California's Streaming Ad Volume Law Upends Agency Playbooks

California’s Senate Bill 576 takes effect Wednesday, forcing advertising agencies to overhaul how they produce and deliver digital commercials. By outlawing loud streaming ads, the regulation eliminates the industry's ability to use sudden volume spikes to capture consumer attention, introducing a wave of operational and legal shifts.
The technical limits of DAW normalization.
Operationally, the law ends the practice of distributing unstandardized audio files to digital platforms. Agencies can no longer rely on simple DAW loudness normalization. This standard audio workstation feature merely turns the overall volume of a file up or down uniformly, meaning it fails to flatten isolated, jarring bursts of noise hidden inside the track.
To protect themselves from state penalties, streaming networks have deployed automated filters. If an agency submits an overly loud asset, these filters automatically compress the file, which often muddies voiceovers and ruins the sound design. This process gets trickier on free ad-supported television (FAST) networks using server-side ad insertion (SSAI), where real-time programmatic handshakes frequently strip away volume metadata.
Creatives are also losing a reliable fallback.

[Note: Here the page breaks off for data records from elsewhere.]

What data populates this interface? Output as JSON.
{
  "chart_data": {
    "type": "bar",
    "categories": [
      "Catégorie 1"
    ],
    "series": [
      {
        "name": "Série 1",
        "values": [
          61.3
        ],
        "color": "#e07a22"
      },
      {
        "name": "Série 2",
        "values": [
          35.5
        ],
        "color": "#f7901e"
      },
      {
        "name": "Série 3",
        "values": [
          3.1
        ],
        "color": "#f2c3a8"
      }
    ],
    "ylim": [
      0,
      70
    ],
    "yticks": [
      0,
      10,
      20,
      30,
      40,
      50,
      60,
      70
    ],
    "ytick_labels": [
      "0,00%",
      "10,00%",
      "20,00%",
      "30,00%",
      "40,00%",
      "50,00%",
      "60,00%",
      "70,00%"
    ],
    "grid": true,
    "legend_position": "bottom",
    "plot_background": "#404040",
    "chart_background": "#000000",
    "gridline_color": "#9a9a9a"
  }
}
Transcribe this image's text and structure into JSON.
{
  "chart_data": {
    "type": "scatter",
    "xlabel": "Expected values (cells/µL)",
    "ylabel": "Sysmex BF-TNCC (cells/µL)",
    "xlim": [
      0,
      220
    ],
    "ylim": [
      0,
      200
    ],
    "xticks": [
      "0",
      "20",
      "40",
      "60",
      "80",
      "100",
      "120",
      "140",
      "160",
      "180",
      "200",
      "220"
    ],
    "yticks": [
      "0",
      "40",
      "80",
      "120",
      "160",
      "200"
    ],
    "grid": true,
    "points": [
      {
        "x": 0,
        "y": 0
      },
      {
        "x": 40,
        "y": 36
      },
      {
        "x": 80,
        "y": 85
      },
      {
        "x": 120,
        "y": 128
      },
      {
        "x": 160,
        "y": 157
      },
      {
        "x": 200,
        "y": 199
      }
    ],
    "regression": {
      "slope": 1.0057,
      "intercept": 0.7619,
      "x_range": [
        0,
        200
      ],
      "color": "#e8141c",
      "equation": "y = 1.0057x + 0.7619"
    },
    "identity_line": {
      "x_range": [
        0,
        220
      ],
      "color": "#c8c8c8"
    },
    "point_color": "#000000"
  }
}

Copywriters and sound designers can no longer use sudden jolts of noise to pull distracted viewers' eyes away from their smartphone screens. Instead, commercials must hook audiences within the first three seconds using fast-paced visual storytelling or clever audio techniques.
Beyond production adjustments, the law alters legal liabilities across the industry. Because the state penalizes streaming platforms directly and viewers cannot sue providers, networks are updating their master service agreements. New indemnification clauses pass regulatory fines and the costs of disrupted campaigns straight to the agencies that supplied the noncompliant files.
The regulation also redefines how audio volume is measured.
Because the rules enforce federal ATSC A/85 standards instead of tracking random peak spikes, engineering teams must evaluate the average loudness a human ear perceives over the course of an entire commercial. This baseline forces the perceived volume of an advertisement to closely match the average level of the program it interrupts.
Flattening these intense bursts of noise to achieve audio uniformity is no longer just a courtesy for relaxed viewing—it is a strict technical gate for digital distribution and agency profitability.